Still, it is an apt and vital cast on whom the show relies, and that is exactly what the half dozen players here are. Beth DeVries and Hugh Hastings are the same pair who played Sue and Dan in the 2005 production, and also in a full production a few years later in Palo Alto. They know these characters inside out and have chemistry and ease onstage together, and their own life experiences have only enriched the depth and truth of their characterizations this go round. DeVries is as good a leading lady as you will find in all of Western Washington; her Sue is by turns warm and wry, and the songs she is assigned live in her vocal sweet spot. She also pairs well with both her “younger selves,” and the aforementioned “Meadowlark”, Sue’s leitmotif in the show, is ravishing as she anchors it with young Susie (Mallory King) and middle Susan ( Tracy McDowell) joining in. Hastings’ rich baritone serves him well on “All Good Gifts” and the stirring “Fathers and Sons” and he makes Dan a good guy, in spite of his obvious failings. The two cut a rug and get some jauntier material together strutting to Steve Tomkins’ kicky musical staging in “All For The Best.”

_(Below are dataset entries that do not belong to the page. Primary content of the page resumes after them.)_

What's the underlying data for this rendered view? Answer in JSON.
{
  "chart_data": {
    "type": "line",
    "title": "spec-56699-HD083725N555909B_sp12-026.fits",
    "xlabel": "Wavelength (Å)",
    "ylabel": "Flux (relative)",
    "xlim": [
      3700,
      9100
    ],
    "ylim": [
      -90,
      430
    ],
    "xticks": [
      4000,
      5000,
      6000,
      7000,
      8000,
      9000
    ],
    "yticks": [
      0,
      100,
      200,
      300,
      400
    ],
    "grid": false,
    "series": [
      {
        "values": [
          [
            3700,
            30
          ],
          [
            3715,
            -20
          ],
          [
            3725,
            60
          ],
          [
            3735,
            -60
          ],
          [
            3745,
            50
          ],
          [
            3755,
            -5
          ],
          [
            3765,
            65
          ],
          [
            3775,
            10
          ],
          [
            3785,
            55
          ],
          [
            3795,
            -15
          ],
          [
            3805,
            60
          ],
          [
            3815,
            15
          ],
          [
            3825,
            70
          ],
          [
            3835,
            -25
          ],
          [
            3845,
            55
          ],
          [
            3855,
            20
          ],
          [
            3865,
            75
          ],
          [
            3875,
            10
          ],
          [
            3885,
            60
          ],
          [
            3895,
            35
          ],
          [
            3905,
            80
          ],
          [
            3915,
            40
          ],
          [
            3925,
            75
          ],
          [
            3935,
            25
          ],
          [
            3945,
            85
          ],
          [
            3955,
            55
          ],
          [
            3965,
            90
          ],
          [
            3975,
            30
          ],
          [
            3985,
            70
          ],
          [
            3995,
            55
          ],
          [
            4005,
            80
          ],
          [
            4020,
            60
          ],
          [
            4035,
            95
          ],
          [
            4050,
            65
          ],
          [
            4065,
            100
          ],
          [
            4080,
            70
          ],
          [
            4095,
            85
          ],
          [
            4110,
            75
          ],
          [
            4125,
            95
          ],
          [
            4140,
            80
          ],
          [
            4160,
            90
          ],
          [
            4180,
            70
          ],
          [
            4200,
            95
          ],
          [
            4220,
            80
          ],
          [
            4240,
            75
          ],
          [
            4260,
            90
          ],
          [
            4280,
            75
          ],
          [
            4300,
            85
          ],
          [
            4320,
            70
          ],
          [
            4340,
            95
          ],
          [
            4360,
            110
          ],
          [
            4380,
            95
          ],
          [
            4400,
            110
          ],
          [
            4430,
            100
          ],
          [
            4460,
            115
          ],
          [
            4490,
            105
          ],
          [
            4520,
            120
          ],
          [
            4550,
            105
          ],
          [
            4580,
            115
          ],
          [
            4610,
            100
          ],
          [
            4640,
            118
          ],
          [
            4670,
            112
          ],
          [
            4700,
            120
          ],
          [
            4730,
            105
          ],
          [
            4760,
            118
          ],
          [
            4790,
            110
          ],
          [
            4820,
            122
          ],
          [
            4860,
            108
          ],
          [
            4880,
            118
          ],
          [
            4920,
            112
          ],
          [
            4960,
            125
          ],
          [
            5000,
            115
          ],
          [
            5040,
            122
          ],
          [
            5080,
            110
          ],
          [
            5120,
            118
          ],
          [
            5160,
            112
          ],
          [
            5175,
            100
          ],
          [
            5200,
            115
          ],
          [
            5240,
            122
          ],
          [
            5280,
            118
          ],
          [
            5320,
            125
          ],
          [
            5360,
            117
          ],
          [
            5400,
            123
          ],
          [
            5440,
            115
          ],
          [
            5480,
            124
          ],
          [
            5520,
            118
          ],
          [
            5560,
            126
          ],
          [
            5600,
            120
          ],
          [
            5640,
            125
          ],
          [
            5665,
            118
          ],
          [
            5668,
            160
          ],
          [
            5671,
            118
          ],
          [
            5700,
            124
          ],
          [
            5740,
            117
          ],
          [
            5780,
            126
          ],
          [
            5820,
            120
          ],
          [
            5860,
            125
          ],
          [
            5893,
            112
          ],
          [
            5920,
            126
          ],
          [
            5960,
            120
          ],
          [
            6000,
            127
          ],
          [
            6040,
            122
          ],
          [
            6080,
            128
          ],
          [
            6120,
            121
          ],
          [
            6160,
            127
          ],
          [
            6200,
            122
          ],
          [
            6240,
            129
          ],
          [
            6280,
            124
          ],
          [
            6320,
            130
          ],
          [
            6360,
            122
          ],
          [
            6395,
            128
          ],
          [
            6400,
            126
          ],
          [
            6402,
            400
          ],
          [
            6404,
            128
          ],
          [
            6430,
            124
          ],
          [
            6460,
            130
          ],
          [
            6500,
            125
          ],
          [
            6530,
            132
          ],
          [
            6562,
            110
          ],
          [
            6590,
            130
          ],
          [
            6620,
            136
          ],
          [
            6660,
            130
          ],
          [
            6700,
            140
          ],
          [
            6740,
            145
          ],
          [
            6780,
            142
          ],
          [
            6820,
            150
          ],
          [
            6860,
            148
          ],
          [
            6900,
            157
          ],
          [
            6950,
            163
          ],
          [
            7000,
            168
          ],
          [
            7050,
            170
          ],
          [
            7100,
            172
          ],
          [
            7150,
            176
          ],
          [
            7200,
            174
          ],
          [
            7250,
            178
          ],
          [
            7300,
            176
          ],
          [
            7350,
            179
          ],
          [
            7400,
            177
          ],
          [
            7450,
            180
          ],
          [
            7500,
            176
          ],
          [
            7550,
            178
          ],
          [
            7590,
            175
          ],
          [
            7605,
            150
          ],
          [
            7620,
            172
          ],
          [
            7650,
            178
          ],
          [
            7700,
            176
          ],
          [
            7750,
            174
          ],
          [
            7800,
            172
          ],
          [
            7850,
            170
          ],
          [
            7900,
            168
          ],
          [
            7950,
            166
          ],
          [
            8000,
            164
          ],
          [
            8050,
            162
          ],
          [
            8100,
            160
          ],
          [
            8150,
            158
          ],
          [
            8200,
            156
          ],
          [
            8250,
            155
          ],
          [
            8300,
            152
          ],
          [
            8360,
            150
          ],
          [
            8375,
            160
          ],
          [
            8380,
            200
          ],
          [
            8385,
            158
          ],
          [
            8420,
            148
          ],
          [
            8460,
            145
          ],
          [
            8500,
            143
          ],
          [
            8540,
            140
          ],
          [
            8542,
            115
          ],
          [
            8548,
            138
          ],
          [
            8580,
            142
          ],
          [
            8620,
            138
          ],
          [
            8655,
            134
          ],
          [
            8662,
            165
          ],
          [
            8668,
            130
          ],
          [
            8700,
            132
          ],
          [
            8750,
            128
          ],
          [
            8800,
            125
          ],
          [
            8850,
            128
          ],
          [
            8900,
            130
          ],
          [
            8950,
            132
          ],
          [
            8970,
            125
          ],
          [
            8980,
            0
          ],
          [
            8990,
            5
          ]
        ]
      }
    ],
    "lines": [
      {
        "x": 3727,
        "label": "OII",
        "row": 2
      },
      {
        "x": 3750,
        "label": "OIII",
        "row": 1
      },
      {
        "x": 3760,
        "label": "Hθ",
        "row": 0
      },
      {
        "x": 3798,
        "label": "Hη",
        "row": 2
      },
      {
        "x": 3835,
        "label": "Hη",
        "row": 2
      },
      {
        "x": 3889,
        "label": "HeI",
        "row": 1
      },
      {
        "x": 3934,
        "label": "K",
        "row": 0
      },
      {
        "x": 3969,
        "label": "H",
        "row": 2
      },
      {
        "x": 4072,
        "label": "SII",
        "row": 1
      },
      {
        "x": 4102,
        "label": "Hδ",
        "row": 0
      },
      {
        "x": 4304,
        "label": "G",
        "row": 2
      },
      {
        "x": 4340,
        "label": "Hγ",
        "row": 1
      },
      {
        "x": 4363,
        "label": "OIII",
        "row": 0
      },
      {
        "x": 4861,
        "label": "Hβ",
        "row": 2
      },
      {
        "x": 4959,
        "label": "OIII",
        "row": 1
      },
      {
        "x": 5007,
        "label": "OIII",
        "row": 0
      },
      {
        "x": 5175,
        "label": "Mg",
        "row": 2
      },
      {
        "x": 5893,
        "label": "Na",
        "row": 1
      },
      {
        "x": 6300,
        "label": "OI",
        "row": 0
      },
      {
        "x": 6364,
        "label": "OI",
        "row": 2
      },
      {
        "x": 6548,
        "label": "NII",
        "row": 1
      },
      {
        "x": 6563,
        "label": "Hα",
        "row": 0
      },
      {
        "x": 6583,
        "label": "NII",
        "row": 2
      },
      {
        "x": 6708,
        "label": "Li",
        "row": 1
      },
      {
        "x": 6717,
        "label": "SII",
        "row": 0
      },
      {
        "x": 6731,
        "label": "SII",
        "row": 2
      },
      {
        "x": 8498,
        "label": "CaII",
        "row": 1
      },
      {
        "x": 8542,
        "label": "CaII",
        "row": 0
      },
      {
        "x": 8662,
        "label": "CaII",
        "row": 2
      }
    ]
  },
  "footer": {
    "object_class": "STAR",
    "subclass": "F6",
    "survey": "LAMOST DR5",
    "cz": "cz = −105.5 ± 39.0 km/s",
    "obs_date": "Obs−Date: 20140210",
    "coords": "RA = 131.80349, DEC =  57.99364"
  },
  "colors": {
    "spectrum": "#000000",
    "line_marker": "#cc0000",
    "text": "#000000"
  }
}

Ms. King’s Susie is, well, rather “Extraordinary” as the actress takes her from giggling girlhood to mid-20s indecision. Her rendition of “Lion Tamer” (an unfairly forgotten Schwartz charmer from his long-running The Magic Show) is a little slice of heavenly goodness, and her romantic other, diminutive Ben Wynant as Danny not only scores from the onset with “New Kid in the Neighborhood” but owns the show’s funniest moment in a number from a revue called Personals called “Movin’ in with Susan.” The only glitch in casting here, that Wynant is rather noticeably shorter than his alter selves, is easy to dismiss when watching this young man work the stage. Tracy McDowell (Susan) and Jim DeSelm (Daniel) are new to Seattle area stages and prove most welcome additions. DeSelm is a most affable young leading man type with a funnybone as well as vocal prowess, and McDowell is an attractive young leading lady with real depth and a radiant voice. The pair offer a smooth bridge between the youngest and oldest duos and offer “Endless Delights” (the song and their overall performances). Bravo to musical director R. J. Tancioco for his work with the cast and an amazingly full-sounding four-person band.

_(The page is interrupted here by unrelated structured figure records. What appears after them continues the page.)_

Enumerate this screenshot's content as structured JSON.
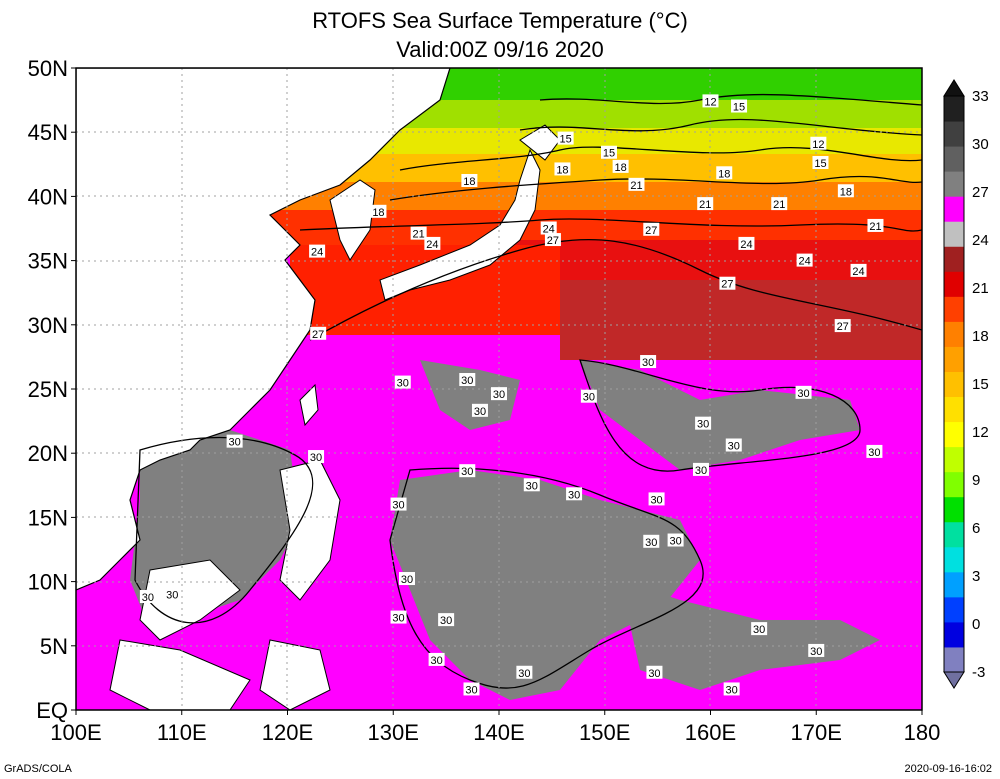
{
  "title": "RTOFS Sea Surface Temperature (°C)",
  "subtitle": "Valid:00Z 09/16 2020",
  "axes": {
    "lat_labels": [
      "EQ",
      "5N",
      "10N",
      "15N",
      "20N",
      "25N",
      "30N",
      "35N",
      "40N",
      "45N",
      "50N"
    ],
    "lon_labels": [
      "100E",
      "110E",
      "120E",
      "130E",
      "140E",
      "150E",
      "160E",
      "170E",
      "180"
    ]
  },
  "colorbar": {
    "levels": [
      -3,
      0,
      3,
      6,
      9,
      12,
      15,
      18,
      21,
      24,
      27,
      30,
      33
    ],
    "labels": [
      "33",
      "30",
      "27",
      "24",
      "21",
      "18",
      "15",
      "12",
      "9",
      "6",
      "3",
      "0",
      "-3"
    ],
    "colors": [
      "#8080c0",
      "#0000e0",
      "#0040ff",
      "#00a0ff",
      "#00e0e0",
      "#00e0a0",
      "#00e000",
      "#80ff00",
      "#c0ff00",
      "#ffff00",
      "#ffe000",
      "#ffc000",
      "#ffa000",
      "#ff8000",
      "#ff4000",
      "#e00000",
      "#a02020",
      "#c0c0c0",
      "#ff00ff",
      "#808080",
      "#606060",
      "#404040",
      "#202020"
    ]
  },
  "contour_labels": [
    {
      "text": "12",
      "lon": 160.0,
      "lat": 47.4
    },
    {
      "text": "15",
      "lon": 162.7,
      "lat": 47.0
    },
    {
      "text": "15",
      "lon": 146.3,
      "lat": 44.5
    },
    {
      "text": "12",
      "lon": 170.2,
      "lat": 44.1
    },
    {
      "text": "15",
      "lon": 150.4,
      "lat": 43.4
    },
    {
      "text": "15",
      "lon": 170.4,
      "lat": 42.6
    },
    {
      "text": "18",
      "lon": 146.0,
      "lat": 42.1
    },
    {
      "text": "18",
      "lon": 151.5,
      "lat": 42.3
    },
    {
      "text": "18",
      "lon": 161.3,
      "lat": 41.8
    },
    {
      "text": "18",
      "lon": 137.2,
      "lat": 41.2
    },
    {
      "text": "21",
      "lon": 153.0,
      "lat": 40.9
    },
    {
      "text": "18",
      "lon": 172.8,
      "lat": 40.4
    },
    {
      "text": "18",
      "lon": 128.6,
      "lat": 38.8
    },
    {
      "text": "21",
      "lon": 159.5,
      "lat": 39.4
    },
    {
      "text": "21",
      "lon": 166.5,
      "lat": 39.4
    },
    {
      "text": "21",
      "lon": 175.6,
      "lat": 37.7
    },
    {
      "text": "24",
      "lon": 144.7,
      "lat": 37.5
    },
    {
      "text": "27",
      "lon": 154.4,
      "lat": 37.4
    },
    {
      "text": "21",
      "lon": 132.4,
      "lat": 37.1
    },
    {
      "text": "27",
      "lon": 145.1,
      "lat": 36.6
    },
    {
      "text": "24",
      "lon": 133.7,
      "lat": 36.3
    },
    {
      "text": "24",
      "lon": 163.4,
      "lat": 36.3
    },
    {
      "text": "24",
      "lon": 122.8,
      "lat": 35.7
    },
    {
      "text": "24",
      "lon": 168.9,
      "lat": 35.0
    },
    {
      "text": "24",
      "lon": 174.0,
      "lat": 34.2
    },
    {
      "text": "27",
      "lon": 161.6,
      "lat": 33.2
    },
    {
      "text": "27",
      "lon": 172.5,
      "lat": 29.9
    },
    {
      "text": "27",
      "lon": 122.9,
      "lat": 29.3
    },
    {
      "text": "30",
      "lon": 154.1,
      "lat": 27.1
    },
    {
      "text": "30",
      "lon": 130.9,
      "lat": 25.5
    },
    {
      "text": "30",
      "lon": 137.0,
      "lat": 25.7
    },
    {
      "text": "30",
      "lon": 140.0,
      "lat": 24.6
    },
    {
      "text": "30",
      "lon": 148.5,
      "lat": 24.4
    },
    {
      "text": "30",
      "lon": 168.8,
      "lat": 24.7
    },
    {
      "text": "30",
      "lon": 138.2,
      "lat": 23.3
    },
    {
      "text": "30",
      "lon": 159.3,
      "lat": 22.3
    },
    {
      "text": "30",
      "lon": 115.0,
      "lat": 20.9
    },
    {
      "text": "30",
      "lon": 162.2,
      "lat": 20.6
    },
    {
      "text": "30",
      "lon": 175.5,
      "lat": 20.1
    },
    {
      "text": "30",
      "lon": 122.7,
      "lat": 19.7
    },
    {
      "text": "30",
      "lon": 137.0,
      "lat": 18.6
    },
    {
      "text": "30",
      "lon": 159.1,
      "lat": 18.7
    },
    {
      "text": "30",
      "lon": 143.1,
      "lat": 17.5
    },
    {
      "text": "30",
      "lon": 147.1,
      "lat": 16.8
    },
    {
      "text": "30",
      "lon": 154.9,
      "lat": 16.4
    },
    {
      "text": "30",
      "lon": 130.5,
      "lat": 16.0
    },
    {
      "text": "30",
      "lon": 154.4,
      "lat": 13.1
    },
    {
      "text": "30",
      "lon": 156.7,
      "lat": 13.2
    },
    {
      "text": "30",
      "lon": 131.3,
      "lat": 10.2
    },
    {
      "text": "30",
      "lon": 106.8,
      "lat": 8.8
    },
    {
      "text": "30",
      "lon": 109.1,
      "lat": 9.0
    },
    {
      "text": "30",
      "lon": 130.5,
      "lat": 7.2
    },
    {
      "text": "30",
      "lon": 135.0,
      "lat": 7.0
    },
    {
      "text": "30",
      "lon": 164.6,
      "lat": 6.3
    },
    {
      "text": "30",
      "lon": 170.0,
      "lat": 4.6
    },
    {
      "text": "30",
      "lon": 134.1,
      "lat": 3.9
    },
    {
      "text": "30",
      "lon": 154.7,
      "lat": 2.9
    },
    {
      "text": "30",
      "lon": 142.4,
      "lat": 2.9
    },
    {
      "text": "30",
      "lon": 137.4,
      "lat": 1.6
    },
    {
      "text": "30",
      "lon": 162.0,
      "lat": 1.6
    }
  ],
  "footer": {
    "left": "GrADS/COLA",
    "right": "2020-09-16-16:02"
  }
}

David Farley’s attic set design, overcrowded with cobwebs, forgotten mementos, and memories is spot on, as is the work of lighting designer and projections designer David Cuthbert, especially the projections. Farley also is billed as co-costumer with Tracy Christensen, and they coordinate the looks/time period appropriateness of the cast’s wardrobe skillfully. And an extra nod to sound designer Brent Warwick for making sure the many lyrics, old and new, are crisply and clearly heard.